Amy, if you're thinking of joining the military, I say go for it. If you take pride in serving your country, and want a challenge, you'll be glad you joined. One thing I learned is do everything to standard, and then some; that's the way to succeed and inspire others.
05-21-2003, 02:14 AM
Just as there are some in the military who dislike serving with people of color, or those with different religious beliefs, there are some men who dislike and disapprove of women serving in the military in any capacity other than as nurses. This is extremely backward and is not supported by the available evidence provided by the services, and other sources. Women have proven to be a valuable asset to the modern military, and the US Army has mountains of evidence to prove this point. Some physically demanding positions were opened to women as a show of political correctness, without any consideration of the effects on morale and combat effectiveness, but those instances are few. For the majority of women serving in the US military they bring efficiency, a positive attitude, and willingness to learn the necessary skills to their performance of duty. I support women in the military in all but a very few combat positions.
05-21-2003, 02:48 PM
Look at the TV footage from Iraq on female MPs being pushed around in Baghdad by bigger Iraqi men during the anti US rallies and how the male GIs can stand their ground.
Another example of women not fit for up close combat was on the CBS News last night 5 May 03 about the Linden, Texas female police officer who had to be rescued by a bigger male and a very large woman (who would be on the Army fat girl program if she was military) because she could not subdue a bigger male by herself. The female officer was getting her ass kicked and lost her gun in the process.
The link to the story:
06-09-2003, 10:06 PM
: Also, how do females deal with this, or have they come across it? If you
: pull your wieght, work hard, and perform well in your job, do you still
: have to worry about it?
Hi Amy. I read these postings a lot before joining the military to get an idea of what the environment was like, etc but decided to stop for a long time because I found it irritating to read posts by people who were so for it or so against it that neither side sounded reasonable.
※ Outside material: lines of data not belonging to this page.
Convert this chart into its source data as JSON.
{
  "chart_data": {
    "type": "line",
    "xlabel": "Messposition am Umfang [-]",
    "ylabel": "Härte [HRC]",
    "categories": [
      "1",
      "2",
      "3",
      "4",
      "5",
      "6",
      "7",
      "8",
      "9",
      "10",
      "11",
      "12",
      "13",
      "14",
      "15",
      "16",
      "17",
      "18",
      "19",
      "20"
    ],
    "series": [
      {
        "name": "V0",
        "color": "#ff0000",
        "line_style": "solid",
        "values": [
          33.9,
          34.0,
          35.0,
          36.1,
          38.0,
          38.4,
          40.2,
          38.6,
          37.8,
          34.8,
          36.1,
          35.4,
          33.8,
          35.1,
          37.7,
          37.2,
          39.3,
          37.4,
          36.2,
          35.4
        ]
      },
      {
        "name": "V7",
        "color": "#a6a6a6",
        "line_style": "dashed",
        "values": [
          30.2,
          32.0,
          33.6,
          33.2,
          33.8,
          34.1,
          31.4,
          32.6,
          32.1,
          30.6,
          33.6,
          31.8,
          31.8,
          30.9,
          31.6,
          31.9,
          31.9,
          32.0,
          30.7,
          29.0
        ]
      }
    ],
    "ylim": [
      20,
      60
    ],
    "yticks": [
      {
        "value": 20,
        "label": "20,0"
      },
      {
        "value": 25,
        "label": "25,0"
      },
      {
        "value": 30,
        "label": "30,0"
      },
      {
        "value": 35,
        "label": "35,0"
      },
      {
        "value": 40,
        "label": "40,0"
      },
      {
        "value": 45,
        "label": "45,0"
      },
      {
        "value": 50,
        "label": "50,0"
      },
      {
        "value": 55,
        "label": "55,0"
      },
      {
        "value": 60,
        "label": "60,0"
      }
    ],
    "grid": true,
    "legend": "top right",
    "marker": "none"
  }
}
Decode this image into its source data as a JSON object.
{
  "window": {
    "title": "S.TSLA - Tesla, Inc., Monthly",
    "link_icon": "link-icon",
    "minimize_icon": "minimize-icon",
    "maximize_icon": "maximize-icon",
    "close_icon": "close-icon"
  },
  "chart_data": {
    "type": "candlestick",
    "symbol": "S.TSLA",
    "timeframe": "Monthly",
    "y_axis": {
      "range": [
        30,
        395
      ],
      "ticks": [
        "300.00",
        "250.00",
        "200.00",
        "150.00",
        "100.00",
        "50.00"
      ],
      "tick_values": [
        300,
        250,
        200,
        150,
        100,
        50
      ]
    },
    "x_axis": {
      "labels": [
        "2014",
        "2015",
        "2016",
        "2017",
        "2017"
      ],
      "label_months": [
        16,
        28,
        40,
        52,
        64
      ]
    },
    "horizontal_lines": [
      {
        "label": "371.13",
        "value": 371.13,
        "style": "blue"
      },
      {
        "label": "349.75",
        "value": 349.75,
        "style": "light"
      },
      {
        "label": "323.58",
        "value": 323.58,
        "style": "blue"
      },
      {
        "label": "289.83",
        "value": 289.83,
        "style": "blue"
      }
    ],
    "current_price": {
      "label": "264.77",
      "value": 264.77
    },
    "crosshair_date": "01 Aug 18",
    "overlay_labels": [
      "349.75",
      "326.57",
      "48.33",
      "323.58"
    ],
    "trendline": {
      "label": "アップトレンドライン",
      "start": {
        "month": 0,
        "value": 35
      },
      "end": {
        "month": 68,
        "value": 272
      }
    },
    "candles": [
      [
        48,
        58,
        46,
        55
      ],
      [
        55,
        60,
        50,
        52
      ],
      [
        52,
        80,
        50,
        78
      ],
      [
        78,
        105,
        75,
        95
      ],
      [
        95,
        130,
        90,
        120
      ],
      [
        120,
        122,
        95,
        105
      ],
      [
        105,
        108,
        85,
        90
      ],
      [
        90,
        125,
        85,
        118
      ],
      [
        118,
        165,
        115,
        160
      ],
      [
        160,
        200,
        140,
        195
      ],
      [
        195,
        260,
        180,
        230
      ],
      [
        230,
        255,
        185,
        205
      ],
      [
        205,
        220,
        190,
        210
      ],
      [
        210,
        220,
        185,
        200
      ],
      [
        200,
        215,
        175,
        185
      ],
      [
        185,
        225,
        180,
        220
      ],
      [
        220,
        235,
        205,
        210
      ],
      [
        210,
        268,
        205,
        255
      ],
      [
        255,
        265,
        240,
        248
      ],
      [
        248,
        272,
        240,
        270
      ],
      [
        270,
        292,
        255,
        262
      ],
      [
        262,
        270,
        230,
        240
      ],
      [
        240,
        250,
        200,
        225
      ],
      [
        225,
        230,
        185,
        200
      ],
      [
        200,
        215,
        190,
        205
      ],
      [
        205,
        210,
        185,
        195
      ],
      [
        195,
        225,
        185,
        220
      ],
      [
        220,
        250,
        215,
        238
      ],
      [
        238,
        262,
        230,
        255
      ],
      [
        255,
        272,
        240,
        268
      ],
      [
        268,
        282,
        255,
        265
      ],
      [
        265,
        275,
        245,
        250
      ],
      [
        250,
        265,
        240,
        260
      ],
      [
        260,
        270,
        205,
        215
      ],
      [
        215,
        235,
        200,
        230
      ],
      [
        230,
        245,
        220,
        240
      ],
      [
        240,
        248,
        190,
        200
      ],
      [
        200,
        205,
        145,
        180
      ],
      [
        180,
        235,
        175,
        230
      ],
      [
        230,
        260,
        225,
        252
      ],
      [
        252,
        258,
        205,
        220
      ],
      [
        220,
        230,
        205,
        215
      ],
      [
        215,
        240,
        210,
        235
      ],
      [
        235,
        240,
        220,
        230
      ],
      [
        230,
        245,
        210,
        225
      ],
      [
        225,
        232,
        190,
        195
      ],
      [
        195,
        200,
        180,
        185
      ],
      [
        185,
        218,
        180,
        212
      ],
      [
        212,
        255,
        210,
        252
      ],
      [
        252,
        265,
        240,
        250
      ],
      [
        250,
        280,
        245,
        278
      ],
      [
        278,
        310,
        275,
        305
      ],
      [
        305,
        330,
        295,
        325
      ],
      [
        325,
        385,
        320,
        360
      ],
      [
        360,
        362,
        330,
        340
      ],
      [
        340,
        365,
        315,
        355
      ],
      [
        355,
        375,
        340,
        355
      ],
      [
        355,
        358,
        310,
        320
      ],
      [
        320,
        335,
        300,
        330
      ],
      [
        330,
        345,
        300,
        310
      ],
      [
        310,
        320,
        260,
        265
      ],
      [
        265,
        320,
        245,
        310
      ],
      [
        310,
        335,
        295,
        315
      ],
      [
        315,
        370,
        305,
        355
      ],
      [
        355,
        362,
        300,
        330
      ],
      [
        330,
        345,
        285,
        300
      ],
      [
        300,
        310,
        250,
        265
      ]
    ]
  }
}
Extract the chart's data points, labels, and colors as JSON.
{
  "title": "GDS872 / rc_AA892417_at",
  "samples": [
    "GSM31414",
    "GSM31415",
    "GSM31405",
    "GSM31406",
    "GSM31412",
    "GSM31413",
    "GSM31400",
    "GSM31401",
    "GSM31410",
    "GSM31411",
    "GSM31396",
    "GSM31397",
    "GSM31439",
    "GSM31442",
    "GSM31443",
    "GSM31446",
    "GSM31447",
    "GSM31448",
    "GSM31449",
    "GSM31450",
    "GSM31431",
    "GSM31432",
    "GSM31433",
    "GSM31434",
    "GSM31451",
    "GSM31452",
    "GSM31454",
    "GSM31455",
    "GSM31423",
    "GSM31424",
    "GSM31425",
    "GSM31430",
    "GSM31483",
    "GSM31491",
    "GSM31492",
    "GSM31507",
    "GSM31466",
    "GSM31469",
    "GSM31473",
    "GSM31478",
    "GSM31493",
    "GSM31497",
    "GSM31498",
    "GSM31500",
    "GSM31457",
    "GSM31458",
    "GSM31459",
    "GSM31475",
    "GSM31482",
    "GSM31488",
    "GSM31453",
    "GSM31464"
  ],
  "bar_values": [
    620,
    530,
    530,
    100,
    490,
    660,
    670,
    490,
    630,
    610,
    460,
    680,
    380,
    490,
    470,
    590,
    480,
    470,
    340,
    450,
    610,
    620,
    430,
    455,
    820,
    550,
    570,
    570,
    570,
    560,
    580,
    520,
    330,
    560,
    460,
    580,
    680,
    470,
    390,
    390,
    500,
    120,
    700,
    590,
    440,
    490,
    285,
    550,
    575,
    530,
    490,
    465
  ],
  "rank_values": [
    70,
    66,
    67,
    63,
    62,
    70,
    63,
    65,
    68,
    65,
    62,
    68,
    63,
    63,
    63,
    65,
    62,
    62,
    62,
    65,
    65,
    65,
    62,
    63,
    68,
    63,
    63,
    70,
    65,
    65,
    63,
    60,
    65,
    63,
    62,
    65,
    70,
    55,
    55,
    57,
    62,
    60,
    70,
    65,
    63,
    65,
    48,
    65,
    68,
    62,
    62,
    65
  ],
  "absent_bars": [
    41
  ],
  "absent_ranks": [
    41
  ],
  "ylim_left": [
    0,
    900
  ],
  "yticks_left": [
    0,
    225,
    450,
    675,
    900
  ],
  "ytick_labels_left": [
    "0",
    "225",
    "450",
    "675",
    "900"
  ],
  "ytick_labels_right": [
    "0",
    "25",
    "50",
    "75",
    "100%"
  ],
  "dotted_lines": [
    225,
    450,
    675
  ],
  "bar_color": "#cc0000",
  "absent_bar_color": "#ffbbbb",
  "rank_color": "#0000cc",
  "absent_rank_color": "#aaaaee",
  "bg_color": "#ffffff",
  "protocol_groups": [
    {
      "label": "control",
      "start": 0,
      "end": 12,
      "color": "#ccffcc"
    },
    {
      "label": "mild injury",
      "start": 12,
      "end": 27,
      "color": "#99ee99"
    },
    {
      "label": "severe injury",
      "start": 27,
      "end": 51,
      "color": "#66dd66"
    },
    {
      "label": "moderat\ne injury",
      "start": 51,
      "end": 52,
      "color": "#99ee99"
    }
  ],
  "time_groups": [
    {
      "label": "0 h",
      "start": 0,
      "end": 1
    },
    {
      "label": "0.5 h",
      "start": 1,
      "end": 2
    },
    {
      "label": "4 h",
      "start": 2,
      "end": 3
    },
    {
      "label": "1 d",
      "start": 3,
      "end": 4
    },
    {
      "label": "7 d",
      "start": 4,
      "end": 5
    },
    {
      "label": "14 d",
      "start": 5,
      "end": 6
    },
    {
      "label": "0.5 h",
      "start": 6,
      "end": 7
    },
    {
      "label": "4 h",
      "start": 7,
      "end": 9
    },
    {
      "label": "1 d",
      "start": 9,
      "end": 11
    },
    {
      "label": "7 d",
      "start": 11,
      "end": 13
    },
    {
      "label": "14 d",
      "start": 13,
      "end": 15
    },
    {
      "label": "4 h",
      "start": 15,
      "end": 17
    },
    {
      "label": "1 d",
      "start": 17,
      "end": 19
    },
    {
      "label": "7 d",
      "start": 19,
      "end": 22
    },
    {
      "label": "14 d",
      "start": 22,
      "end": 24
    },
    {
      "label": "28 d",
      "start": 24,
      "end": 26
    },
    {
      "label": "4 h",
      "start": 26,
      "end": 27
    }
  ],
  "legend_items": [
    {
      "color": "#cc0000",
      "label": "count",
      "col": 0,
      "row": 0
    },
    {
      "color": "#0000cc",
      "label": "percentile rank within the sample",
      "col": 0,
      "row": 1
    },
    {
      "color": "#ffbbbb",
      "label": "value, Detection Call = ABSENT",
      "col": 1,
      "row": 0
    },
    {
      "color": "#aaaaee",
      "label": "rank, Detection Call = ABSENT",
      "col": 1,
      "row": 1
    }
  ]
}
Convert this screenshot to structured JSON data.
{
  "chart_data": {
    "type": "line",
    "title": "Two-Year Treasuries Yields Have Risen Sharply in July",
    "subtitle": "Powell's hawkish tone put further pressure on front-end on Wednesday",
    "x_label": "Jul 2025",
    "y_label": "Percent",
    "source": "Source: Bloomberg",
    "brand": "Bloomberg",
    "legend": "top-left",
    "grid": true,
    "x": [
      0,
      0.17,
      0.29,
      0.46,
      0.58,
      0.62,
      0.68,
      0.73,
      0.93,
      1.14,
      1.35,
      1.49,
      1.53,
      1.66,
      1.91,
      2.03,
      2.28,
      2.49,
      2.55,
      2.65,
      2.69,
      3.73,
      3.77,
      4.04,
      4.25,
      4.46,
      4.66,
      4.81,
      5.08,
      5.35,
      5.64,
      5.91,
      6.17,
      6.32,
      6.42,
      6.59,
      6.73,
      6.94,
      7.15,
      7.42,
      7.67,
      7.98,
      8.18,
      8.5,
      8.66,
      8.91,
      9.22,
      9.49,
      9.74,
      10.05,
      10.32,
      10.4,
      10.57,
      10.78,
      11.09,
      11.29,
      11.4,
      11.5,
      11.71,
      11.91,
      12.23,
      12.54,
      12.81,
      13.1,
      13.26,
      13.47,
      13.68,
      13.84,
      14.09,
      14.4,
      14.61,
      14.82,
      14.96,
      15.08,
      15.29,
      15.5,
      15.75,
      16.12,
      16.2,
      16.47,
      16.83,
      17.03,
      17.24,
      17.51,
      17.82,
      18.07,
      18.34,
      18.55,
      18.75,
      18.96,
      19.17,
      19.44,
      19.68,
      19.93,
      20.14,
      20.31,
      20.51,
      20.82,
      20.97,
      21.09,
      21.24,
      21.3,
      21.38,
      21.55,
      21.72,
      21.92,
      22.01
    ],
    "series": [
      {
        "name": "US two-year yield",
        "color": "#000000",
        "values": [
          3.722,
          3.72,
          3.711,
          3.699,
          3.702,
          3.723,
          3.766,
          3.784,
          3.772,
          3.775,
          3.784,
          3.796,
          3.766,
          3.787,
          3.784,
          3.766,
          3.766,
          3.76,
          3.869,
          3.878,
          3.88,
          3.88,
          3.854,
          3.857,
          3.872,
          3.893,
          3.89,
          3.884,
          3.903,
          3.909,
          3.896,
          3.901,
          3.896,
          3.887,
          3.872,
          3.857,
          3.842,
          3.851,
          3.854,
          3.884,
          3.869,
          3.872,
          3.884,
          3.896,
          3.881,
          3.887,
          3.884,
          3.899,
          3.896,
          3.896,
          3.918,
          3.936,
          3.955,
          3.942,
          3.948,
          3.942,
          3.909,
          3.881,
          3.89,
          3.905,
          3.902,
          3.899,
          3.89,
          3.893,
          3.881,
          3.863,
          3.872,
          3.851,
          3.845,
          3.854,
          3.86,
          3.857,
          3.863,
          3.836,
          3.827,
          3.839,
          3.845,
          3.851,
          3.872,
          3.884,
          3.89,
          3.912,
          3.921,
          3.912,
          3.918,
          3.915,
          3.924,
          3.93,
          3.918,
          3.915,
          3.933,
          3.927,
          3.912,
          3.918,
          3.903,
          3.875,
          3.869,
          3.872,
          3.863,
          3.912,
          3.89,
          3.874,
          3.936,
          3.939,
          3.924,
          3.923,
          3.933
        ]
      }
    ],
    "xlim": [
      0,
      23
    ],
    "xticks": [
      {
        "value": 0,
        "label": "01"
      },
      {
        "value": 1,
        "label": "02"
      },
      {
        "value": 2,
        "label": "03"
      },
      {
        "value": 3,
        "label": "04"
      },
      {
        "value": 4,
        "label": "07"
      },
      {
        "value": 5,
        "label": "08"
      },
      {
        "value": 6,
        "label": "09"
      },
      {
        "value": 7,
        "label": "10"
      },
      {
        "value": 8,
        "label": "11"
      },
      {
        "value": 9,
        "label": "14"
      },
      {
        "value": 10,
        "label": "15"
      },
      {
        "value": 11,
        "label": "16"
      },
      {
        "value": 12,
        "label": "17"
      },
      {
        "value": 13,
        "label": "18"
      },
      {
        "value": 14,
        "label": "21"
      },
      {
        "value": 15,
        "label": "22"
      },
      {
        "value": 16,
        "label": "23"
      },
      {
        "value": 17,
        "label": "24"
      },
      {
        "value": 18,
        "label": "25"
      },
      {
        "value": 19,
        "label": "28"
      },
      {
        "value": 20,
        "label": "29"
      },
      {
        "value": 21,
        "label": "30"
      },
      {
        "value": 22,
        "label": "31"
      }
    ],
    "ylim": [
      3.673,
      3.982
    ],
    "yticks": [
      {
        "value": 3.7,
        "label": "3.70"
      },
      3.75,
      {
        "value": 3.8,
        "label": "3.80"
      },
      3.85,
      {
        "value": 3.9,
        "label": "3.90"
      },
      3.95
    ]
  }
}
If you want to join by all means do -- men who don't think women should be in the military wouldn't dare say it to your face so you'll never hear comments like some that you've probably seen on the internet. They know that you can (and hopefully will) charge them with discrimination. In reality, the military is a good place to be. After 3.5 years I can say that I've never had a problem with sexism or anything else; all of my coworkers have been respectful. I suppose there's always the chance that you might end up working with a bad one, but don't assume that what you hear here is the reality. Keep in mind that a lot of people who post messages here are not even in the military, they just write stuff either to get a reaction, to tell you what it was like 40 years ago when they were in, or because they think they know what it's like after watching too many movies.
06-09-2003, 10:22 PM
Amy: Joining the military is such a huge decision. You have to be completely hooah to join since you will have to deal with the whole (biological) sex issue. In my opinion, the sex issue will never be forgotten in the military, but with that aside, if you want to be in the best shape of your life, learn the lessons and tools that no civilian could know, and serve your country...then join!